For some reason, there are no ghost stories associated with the mansion. You’d think there’d be, it being such an old house. But we don’t have ghosts. I’ve never once experienced anything weird or creepy inside the house.
Of the supernatural variety, I mean.
The grounds are a different matter. I mentioned the old Martin graveyard in the woods behind the house. Rumor has it, one of the
Martin daughters walks there. She died young, in the influenza pandemic of 1918. Her name was Marjorie, and she was eleven. I’ve never seen her, but Dix once said he did. He was much younger then, though, and probably just trying to scare me, and anyway, how would he have managed to be out in the woods in the middle of the night to see anything at all? It’s not like Mother let any of us—even Dix—camp in the woods at night.

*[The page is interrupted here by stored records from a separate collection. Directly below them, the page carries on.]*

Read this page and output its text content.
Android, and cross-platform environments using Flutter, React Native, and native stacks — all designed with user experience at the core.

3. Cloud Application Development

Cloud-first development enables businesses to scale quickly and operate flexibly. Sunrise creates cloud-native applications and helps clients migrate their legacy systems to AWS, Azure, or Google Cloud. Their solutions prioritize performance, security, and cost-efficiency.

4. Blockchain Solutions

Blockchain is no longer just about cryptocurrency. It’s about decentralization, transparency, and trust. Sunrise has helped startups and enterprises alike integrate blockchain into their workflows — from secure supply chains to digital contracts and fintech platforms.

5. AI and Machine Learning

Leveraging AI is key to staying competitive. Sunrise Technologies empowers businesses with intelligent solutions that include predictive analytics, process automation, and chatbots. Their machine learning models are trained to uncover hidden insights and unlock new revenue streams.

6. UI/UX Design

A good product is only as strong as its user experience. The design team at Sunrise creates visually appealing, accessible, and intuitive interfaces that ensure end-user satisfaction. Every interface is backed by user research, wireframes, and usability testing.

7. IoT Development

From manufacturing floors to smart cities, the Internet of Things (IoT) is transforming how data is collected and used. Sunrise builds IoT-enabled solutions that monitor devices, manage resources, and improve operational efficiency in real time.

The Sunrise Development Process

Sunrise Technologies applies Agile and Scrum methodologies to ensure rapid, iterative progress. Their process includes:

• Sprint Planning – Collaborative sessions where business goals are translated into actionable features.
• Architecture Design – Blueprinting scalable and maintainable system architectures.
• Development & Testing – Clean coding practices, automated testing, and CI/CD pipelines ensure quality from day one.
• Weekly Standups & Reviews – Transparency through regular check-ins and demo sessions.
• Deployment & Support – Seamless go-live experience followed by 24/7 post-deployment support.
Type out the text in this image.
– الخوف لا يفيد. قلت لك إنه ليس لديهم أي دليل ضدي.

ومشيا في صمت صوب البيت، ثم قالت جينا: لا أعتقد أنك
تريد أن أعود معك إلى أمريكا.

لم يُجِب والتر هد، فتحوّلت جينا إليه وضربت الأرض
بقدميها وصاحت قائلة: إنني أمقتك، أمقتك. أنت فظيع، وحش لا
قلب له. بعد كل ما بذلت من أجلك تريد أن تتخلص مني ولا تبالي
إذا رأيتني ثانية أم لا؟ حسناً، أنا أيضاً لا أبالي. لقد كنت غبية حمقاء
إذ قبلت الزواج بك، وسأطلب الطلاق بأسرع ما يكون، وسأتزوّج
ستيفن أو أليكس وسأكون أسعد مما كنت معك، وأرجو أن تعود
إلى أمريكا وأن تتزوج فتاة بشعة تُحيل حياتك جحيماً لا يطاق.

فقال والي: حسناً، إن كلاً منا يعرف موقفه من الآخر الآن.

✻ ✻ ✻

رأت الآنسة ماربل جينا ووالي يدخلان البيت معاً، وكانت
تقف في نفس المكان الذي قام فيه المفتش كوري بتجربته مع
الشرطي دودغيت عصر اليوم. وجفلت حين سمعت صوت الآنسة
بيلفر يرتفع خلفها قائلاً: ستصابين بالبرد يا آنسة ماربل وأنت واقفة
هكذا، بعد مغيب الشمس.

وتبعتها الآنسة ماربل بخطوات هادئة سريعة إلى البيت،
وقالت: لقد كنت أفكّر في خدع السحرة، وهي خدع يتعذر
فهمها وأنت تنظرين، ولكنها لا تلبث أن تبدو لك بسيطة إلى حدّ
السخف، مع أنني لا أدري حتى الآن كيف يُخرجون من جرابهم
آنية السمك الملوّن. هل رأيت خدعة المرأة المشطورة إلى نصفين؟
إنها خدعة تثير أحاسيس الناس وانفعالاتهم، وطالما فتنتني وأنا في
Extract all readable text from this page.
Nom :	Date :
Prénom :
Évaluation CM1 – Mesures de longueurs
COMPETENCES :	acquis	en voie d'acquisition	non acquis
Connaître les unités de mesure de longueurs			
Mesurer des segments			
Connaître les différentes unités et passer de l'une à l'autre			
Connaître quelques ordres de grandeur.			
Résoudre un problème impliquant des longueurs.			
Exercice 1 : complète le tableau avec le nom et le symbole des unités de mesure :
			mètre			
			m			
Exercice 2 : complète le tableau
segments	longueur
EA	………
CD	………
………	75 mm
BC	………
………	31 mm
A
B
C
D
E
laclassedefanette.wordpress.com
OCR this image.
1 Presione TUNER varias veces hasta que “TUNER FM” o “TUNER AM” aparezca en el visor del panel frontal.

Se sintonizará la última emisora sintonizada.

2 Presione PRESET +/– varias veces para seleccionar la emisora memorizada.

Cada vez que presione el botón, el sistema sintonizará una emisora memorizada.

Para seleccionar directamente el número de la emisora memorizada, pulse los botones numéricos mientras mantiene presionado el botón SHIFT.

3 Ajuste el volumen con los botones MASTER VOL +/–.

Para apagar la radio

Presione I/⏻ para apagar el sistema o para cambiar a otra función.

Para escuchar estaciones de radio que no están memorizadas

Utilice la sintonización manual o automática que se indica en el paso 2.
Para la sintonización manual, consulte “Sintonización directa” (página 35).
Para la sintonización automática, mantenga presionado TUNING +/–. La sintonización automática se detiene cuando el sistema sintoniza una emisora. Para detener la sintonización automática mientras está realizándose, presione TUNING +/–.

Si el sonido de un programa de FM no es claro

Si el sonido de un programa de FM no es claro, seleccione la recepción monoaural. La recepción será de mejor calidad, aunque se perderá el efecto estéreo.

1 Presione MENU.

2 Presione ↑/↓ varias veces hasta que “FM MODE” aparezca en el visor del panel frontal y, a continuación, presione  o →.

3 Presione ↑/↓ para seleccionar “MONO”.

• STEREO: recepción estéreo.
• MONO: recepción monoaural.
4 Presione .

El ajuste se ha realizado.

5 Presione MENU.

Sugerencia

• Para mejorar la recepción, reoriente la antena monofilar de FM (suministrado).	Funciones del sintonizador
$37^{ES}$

We also have an old slave cabin on the property. Restored now, of course. The local school children come to see it as part of their American history class each year. It’s an eerie little place, and I wouldn’t be surprised if someone told me it was haunted, too.
But what I was looking at, was neither little Marjorie Martin, nor one of the slaves. As the apparition reached out a small, brown hand for the doorknob, I raised my voice. “Mrs. Jenkins!”
You’re not supposed to wake sleepwalkers. But I wasn’t sure she was sleepwalking, and anyway, I couldn’t let her run outside in bare feet and just a thin nightgown. She’d already done that once this week—twice if you count the adventure on Monday morning—and besides, if she did, I’d have to run after her. And I didn’t want to.
Mrs. Jenkins froze with her hand on the knob. And my voice must have woken Pearl, whose deep, threatening barks increased in volume as she came scrabbling down the hallway from the kitchen.
“No!” I screamed as I navigated the stairs as quickly as I dared. “Pearl, don’t! No!”
Pearl burst through the opening from the hallway to the foyer. And she did try to stop. Her nails scrabbled ineffectually on the slick floors. It wasn’t her fault. She didn’t launch herself at Mrs. Jenkins. She slid into her. And they both crashed into the wall before landing in a heap on the floor.
Seventeen
It took a little time to get things sorted out. Nobody was hurt, at least not badly, but Mrs. Jenkins was upset and so was Pearl. I tried to make her feel better, but I’d yelled at her earlier, and she felt bad about it. She slinked back to her doggie bed in the kitchen, stub of a tail tucked as far between her legs as she could reach, and although she deigned to accept a biscuit, she wasn’t happy.